My favourite bit was the Benigni segment, even though it reminded me of ‘Louis 19, le roi des ondes’ (and, ‘Ed TV’, it’s American remake). It has been done before, but I like Allen’s take on it, especially since he himself doesn’t fall prey to the media attention so much – he even avoids going to the Oscars or buying into all that publicity. So his commentary on celebrity in ‘To Rome With Love’ doesn’t appear ironic or hypocritical at all. What’s best is that he knew how to make the most of the material without building a whole film out of it – which would have been overkill.

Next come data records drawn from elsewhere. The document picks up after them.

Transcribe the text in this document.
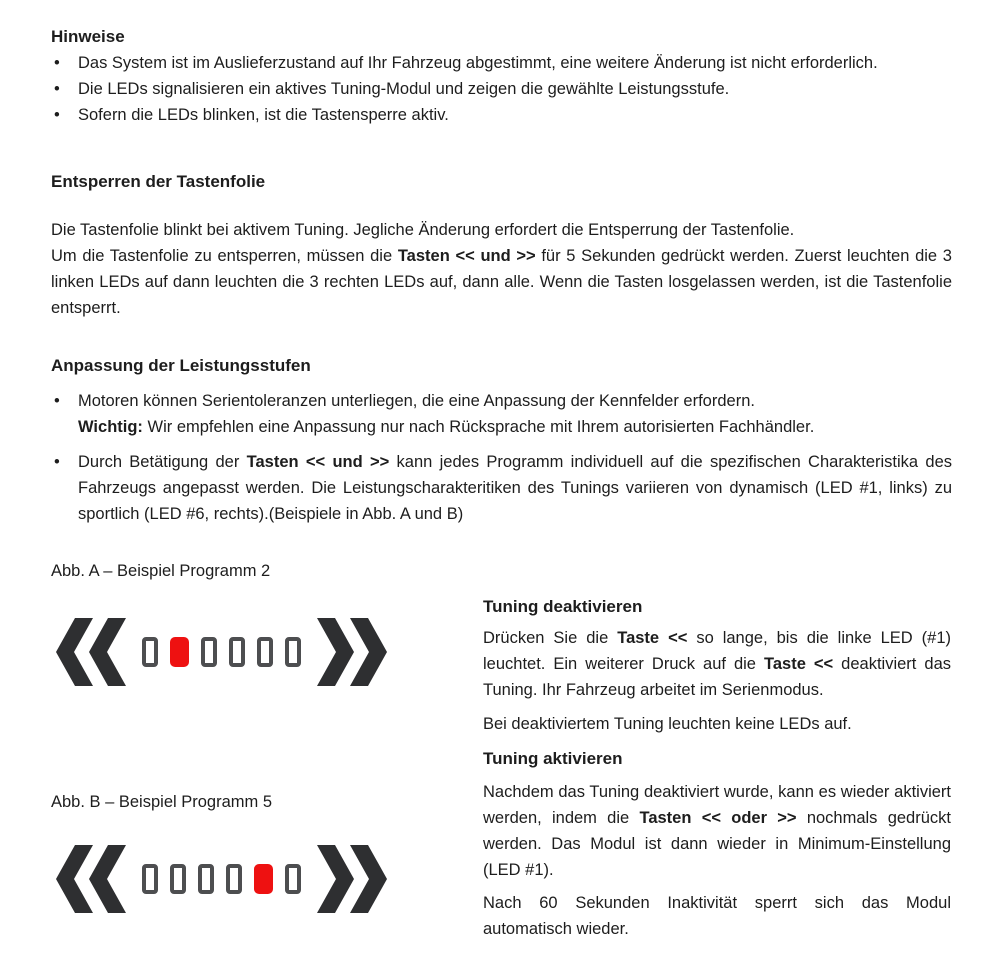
Hinweise
• Das System ist im Auslieferzustand auf Ihr Fahrzeug abgestimmt, eine weitere Änderung ist nicht erforderlich.
• Die LEDs signalisieren ein aktives Tuning-Modul und zeigen die gewählte Leistungsstufe.
• Sofern die LEDs blinken, ist die Tastensperre aktiv.
Entsperren der Tastenfolie

Die Tastenfolie blinkt bei aktivem Tuning. Jegliche Änderung erfordert die Entsperrung der Tastenfolie.

Um die Tastenfolie zu entsperren, müssen die Tasten << und >> für 5 Sekunden gedrückt werden. Zuerst leuchten die 3 linken LEDs auf dann leuchten die 3 rechten LEDs auf, dann alle. Wenn die Tasten losgelassen werden, ist die Tastenfolie entsperrt.

Anpassung der Leistungsstufen
• Motoren können Serientoleranzen unterliegen, die eine Anpassung der Kennfelder erfordern.
Wichtig: Wir empfehlen eine Anpassung nur nach Rücksprache mit Ihrem autorisierten Fachhändler.
• Durch Betätigung der Tasten << und >> kann jedes Programm individuell auf die spezifischen Charakteristika des Fahrzeugs angepasst werden. Die Leistungscharakteritiken des Tunings variieren von dynamisch (LED #1, links) zu sportlich (LED #6, rechts).(Beispiele in Abb. A und B)

Abb. A – Beispiel Programm 2

Abb. B – Beispiel Programm 5

Tuning deaktivieren

Drücken Sie die Taste << so lange, bis die linke LED (#1) leuchtet. Ein weiterer Druck auf die Taste << deaktiviert das Tuning. Ihr Fahrzeug arbeitet im Serienmodus.

Bei deaktiviertem Tuning leuchten keine LEDs auf.

Tuning aktivieren

Nachdem das Tuning deaktiviert wurde, kann es wieder aktiviert werden, indem die Tasten << oder >> nochmals gedrückt werden. Das Modul ist dann wieder in Minimum-Einstellung (LED #1).

Nach 60 Sekunden Inaktivität sperrt sich das Modul automatisch wieder.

The movie looked good and the acting was perfectly suitable for the material, even if some of the actors were less convincing than others (Ellen Page as a seductress? Really? I didn’t feel any of her so-called magnetism ). My only real beef was that the vignettes are interspersed in a random fashion, not following a proper timeline. That threw me off at first, because some bits take place in one single day, and others over many days – so I wondered was going on when we had gone through a whole night in one sequence, but were still on the same day in another. But one gets used to it and it’s relatively easy to accept.
Actually, for reasons such as this, I’d say that “To Rome With Love’ is a grower – not just during the course of one viewing but over many viewings. It has many, many flaws, including some stilted dialogue, but it’s such a fun mishmash of characters, stories and locations that it’s almost impossible to not be pulled into its magic. It’ll never be considered one of Woody Allen’s masterpieces, that’s for sure, but it’s certainly one of the good ones – it’s entertaining and it has plenty of replay value. It may not be a love letter to Roma, per se, but Allen lovingly lends it his quirks for a little over 90 mins.